Parnkupirti : Parukuproject
Parnkupirti is located along the border of the Great Sandy Desert in Western Australia and represents rare circumstances where alkaline freshwater meets the arid desert; juxtaposing two very distinct environments (Bowler, Wyrwoll & Lu, 2001; Veth, et al., 2009).
Recent excavations at Parnkupirti have been focussed on assessing the site’s future potential for additional research relating to arid communities in the central and western desert. Evaluation of the regional area an array of past shoreline features signifying periods when the lake area was significantly larger than the present day.
This presence of a freshwater ecosystem with an abundance of birds, mussels and fish, set with the adjacent dunes makes it highly probable that Parnkupirti was heavily exploited by hunter-gatherer communities (Veth, et al., 2009).
It can, therefore, be argued to hold significant amounts of archaeological data that will contribute to our understandings of Australian desert communities. Initial investigations by Veth, et al. (2009) assessed three sites at Parnkupirti, where the stratigraphy of each site gave an indication into the sequential alterations in dynamic fluvial discharges and fluctuations in lake levels.
A richness of stone tool technologies was later assessed from pilot excavations at site three, identifying lithic tools constructed from local chert and quartzite. Veth, et al. (2009) illustrates that this material scatter is of late Holocene age, due to its abundance of tulas and tula slugs. Found in situ within the cobble bed (Unit C), a large silcrete core referred to PKP4-1 has been named the most significant discovery during the 2008 excavations.
Dating using optically stimulated luminescence (OSL), stratigraphic correlations between site two and three confined ages of Unit C to ~40- 50ka (Veth, et al., 2009). By association and the position of PKP4-1 in the cobble bed, it has been estimated that the silcrete core is most likely to be within a ~50-45ka range.
This proves the sites significance as the first evidence of activity within the arid northwest region dating before the Last Glacial Maximum. The preliminary research carried out at Parnkupirti has opened the doors for additional investigation in the area. Findings during this initial study yielded substantial information regarding Pleistocene occupation of western desert communities, where Veth, et al. (2009) has concluded that Lake Gregory will prove to be a ‘northern analogue for the Willandra Lakes’.

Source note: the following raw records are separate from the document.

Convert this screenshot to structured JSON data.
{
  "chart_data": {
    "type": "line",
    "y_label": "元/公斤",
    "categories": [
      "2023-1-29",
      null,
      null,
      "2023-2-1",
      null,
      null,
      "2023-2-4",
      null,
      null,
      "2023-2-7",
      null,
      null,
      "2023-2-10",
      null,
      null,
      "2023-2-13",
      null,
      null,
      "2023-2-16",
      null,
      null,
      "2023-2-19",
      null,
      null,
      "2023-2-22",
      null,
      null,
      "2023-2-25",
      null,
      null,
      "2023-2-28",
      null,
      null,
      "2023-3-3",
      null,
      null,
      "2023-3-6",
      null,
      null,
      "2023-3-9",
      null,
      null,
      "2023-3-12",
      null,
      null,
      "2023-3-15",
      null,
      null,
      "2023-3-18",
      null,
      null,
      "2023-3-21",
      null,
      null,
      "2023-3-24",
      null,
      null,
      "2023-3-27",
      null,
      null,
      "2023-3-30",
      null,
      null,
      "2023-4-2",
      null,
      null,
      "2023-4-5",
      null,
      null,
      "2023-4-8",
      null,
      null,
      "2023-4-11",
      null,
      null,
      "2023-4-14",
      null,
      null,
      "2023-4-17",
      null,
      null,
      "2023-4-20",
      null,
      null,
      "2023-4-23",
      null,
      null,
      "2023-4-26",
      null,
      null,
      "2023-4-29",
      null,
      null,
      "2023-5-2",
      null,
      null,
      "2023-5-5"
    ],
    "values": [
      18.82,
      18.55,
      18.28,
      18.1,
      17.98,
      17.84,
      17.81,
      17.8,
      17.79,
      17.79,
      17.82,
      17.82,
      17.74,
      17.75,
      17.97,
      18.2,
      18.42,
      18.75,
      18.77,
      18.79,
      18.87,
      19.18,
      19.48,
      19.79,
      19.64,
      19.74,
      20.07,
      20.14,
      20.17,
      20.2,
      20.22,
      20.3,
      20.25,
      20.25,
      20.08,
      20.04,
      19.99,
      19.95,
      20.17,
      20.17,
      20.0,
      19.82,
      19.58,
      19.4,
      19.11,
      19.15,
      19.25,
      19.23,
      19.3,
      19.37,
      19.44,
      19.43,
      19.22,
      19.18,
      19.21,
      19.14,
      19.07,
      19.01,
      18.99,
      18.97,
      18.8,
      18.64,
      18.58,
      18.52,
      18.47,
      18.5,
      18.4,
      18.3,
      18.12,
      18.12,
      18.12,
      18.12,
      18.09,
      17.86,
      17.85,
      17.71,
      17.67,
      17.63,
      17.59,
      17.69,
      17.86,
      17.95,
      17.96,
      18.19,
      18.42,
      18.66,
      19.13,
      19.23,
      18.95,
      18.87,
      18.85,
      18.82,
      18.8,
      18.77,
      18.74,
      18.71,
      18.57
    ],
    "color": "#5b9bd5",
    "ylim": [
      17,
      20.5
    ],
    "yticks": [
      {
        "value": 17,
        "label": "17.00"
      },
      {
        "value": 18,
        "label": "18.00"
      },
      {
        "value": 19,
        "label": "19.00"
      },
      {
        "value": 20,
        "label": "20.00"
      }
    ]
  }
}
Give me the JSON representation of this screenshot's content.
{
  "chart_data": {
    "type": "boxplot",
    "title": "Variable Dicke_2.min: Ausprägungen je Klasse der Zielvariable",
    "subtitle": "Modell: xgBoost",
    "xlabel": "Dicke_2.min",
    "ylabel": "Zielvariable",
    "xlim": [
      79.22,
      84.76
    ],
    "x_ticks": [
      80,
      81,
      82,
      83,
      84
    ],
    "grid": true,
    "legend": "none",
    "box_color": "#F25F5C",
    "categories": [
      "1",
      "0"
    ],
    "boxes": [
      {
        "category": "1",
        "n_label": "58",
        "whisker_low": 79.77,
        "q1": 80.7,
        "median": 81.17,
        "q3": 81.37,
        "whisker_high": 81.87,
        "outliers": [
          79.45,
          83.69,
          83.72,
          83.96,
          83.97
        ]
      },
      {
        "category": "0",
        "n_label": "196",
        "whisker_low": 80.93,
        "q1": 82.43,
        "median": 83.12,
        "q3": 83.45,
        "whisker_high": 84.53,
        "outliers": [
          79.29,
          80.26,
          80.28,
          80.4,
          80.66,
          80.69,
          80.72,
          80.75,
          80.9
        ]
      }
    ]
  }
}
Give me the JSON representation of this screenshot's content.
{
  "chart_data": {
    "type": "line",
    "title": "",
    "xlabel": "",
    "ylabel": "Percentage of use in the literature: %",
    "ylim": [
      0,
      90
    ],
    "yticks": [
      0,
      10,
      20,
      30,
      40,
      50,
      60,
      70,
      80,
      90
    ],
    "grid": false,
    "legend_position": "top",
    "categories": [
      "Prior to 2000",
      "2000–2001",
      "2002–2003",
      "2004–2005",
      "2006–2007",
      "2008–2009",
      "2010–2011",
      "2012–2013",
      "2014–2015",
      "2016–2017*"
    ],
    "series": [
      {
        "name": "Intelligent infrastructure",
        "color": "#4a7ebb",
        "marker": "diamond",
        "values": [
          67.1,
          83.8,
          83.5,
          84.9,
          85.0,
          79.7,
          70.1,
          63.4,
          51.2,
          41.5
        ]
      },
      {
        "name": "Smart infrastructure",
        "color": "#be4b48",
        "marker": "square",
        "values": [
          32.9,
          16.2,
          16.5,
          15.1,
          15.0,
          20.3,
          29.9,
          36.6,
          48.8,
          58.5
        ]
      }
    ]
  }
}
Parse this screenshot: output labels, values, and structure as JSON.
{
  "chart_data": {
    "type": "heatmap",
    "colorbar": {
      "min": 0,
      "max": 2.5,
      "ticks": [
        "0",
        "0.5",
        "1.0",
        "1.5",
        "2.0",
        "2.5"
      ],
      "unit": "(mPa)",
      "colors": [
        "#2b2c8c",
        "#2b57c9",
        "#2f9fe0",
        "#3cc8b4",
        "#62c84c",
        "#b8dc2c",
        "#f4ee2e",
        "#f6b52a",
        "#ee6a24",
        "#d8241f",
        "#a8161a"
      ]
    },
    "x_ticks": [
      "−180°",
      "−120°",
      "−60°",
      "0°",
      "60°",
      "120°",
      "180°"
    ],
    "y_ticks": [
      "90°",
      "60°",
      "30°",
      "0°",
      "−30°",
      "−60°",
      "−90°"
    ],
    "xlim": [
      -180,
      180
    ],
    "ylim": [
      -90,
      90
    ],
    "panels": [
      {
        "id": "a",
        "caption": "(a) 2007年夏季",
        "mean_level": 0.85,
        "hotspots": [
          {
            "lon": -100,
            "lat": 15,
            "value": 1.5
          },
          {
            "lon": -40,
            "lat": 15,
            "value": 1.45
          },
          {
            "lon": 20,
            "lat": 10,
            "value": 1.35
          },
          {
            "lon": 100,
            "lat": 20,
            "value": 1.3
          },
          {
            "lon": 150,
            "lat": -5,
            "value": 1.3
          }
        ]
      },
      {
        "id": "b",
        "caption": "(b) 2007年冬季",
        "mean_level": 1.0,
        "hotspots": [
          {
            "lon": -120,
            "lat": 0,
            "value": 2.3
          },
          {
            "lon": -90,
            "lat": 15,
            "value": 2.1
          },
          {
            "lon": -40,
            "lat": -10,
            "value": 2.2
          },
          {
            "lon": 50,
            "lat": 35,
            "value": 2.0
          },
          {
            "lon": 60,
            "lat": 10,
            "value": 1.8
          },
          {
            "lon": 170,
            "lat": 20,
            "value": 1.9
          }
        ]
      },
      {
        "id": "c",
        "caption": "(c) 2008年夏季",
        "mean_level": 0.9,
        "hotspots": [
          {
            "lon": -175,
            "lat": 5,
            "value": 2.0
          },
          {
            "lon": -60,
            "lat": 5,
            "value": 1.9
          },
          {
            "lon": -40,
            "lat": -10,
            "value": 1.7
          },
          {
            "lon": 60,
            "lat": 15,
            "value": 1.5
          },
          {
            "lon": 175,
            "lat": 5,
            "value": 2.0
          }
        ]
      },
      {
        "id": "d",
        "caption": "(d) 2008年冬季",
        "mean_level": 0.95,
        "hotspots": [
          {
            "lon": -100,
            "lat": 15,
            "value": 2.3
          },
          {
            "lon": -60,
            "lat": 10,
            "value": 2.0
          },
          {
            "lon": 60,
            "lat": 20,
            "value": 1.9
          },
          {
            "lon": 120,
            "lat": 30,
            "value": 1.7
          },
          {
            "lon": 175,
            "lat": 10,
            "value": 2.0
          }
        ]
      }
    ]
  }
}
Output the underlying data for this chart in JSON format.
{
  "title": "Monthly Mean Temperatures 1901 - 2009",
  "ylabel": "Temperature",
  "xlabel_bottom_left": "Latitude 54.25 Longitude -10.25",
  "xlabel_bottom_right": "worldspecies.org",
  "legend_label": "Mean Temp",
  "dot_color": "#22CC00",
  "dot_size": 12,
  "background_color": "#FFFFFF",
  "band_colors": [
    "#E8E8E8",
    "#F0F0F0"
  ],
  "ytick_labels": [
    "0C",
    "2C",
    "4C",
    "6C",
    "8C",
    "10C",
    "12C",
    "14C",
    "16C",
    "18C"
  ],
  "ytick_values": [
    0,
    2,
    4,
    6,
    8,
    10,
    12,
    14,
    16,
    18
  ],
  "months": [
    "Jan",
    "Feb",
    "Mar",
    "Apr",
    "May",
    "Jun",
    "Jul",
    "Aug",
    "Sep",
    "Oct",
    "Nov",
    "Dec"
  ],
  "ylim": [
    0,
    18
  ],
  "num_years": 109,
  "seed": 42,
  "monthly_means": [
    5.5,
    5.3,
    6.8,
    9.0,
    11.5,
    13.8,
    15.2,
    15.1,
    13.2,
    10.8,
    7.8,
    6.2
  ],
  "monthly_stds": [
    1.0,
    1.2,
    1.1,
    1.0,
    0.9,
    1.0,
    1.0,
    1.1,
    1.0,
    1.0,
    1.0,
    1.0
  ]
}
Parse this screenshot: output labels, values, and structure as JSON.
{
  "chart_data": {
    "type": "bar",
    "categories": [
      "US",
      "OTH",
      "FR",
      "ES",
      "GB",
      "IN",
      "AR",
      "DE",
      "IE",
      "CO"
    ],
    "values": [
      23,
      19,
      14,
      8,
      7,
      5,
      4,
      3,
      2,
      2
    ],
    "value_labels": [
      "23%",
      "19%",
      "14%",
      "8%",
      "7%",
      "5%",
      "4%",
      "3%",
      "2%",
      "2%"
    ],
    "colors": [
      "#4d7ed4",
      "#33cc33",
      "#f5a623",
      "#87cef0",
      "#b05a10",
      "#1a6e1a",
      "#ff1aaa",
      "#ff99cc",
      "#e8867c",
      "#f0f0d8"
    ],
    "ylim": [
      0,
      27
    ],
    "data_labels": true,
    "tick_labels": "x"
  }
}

The arid desert represents the largest proportion of the continent, where human exploitation of these sites is invaluable to our understandings of early hunter-gatherer populations in Australia. Debates on the conservatism and uniformity of desert life have been challenged by the archaeological assessment at Puntutjarpa, Puritjarra and Parnkupirti. It is now known that hunter-gatherer communities represent highly dynamic populations that have been occupying the central arid zone for over 35 000 years.
These variations correspond to climatic changes that would have directly influenced these hunter-gatherer communities throughout the terminal Pleistocene. In particular, Puntutjarpa offers new insights into the conclusion of multiple reconfigurations of technological, economic and social practices, where recent excavations at Parnkupirti indicate that it offers a richness of archaeological material that has yet to be discovered.
Due to the immense amount of information these sites have already portrayed, additional information would heavily contribute to our understandings of some of the early human communities within Australia. Furthermore, the analysis of desert communities assesses human resilience and ability to adjust economic and social strategies in some of the most environmentally challenging ecosystems on the planet.